Nearly 2 years later, the Kyron Horman case remains unsolved. And on Jan. 29 of this year, “Pop2Politics,” my political talk show which was the brainchild of Jeff Weiss, the founder of American Currents, launched online. We’ve discussed the ongoing Republican primaries, the crash-and-burn of the Komen Foundation, the Catholic Church’s objection to Obama’s health reform regulations, the rise of Rick Santorum, and many other topics. Click on the graphic for the show along the right margin of this page to get to the archived programs.


I can also direct you to other video clips online from my work as an actor and commercial model. One of my earliest jobs was an appearance in a Web ad for AutoCAD design software for Macs, which was shot in August 2010 and appeared online a month or so later. I also did a short bit in Web ad for Verizon Wireless: you'll see me playing a businessman between 0:58 and 1:12. Although I only had a few brief appearances in it, I acted in a 48-Hour Film Festival project in the summer of 2011-- my third year doing that contest -- called "The Plot." It's a nifty little story that was shot in 3-D and HD, and though it's best enjoyed with color-coded 3-D glasses, it can be viewed and enjoyed without them.



Normally, an actor or model spends most of his or her time and effort trying to look younger. But last fall I got to shoot a short promotional video for a retirement center, Avamere at Sherwood, in which I pretended I was older and more decrepit than I am. That was a refreshing switch.

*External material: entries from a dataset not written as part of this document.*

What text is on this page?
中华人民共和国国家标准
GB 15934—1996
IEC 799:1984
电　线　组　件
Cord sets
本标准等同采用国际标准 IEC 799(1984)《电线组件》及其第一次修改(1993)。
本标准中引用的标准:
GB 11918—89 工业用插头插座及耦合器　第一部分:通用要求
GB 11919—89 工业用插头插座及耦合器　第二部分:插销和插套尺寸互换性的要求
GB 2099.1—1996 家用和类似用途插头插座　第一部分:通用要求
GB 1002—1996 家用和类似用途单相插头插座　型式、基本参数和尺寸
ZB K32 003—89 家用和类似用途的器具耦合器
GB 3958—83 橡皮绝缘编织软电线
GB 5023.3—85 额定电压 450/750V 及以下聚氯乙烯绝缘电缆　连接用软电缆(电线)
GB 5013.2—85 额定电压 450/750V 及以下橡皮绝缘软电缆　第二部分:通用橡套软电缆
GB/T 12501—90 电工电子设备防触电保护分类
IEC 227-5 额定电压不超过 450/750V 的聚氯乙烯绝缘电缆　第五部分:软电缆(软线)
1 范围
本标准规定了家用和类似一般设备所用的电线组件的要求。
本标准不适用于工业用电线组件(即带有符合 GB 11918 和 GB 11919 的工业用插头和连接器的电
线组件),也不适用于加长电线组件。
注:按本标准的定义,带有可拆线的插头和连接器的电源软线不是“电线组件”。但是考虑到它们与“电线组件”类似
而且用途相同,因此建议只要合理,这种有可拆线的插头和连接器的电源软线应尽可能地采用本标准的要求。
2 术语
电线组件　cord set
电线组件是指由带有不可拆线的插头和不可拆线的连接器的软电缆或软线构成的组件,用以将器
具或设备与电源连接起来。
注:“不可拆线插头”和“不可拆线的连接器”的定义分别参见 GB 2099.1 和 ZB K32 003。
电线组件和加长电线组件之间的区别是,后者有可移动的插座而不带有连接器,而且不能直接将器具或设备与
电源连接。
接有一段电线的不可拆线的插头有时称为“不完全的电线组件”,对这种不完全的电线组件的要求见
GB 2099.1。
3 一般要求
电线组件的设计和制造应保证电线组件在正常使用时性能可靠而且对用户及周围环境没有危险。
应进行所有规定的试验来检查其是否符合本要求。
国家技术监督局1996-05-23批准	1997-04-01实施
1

Working in film and video, you sometimes have to cut an audition on video. I have several online from unsuccessful attempts to land jobs. Here's one I did for an instructional video for alcohol servers. We shot in early January 2011, so my videographer's Christmas decorations were still up around his house. Watch for the subtle flexing movement by his cat, Desdemona, toward the end of it. Here's a rather high-powered Web sales pitch audition that's so over-the-top it approaches self parody.


And then my favorite, an audition for a casino's tenth anniversary. My agent suggested I audition for both the client and the dealer. I did each audition separately, with the cameraman reading the cue lines, and left the studio assuming my videographer would submit them that way. But he tried intercutting them, and even though we hadn't planned to submit it that way, it almost works.


For a blog, this is admittedly filler. But I promise to get some new material online soon. By the way, March 28 was my birthday. I had a lovely evening singing karaoke -- from David Bowie's "Fame" to Alice Cooper's "Welcome To My Nightmare," Ray Stevens' "Gitarzan," and The Sweet's "Ballroom Blitz" -- with friends and family.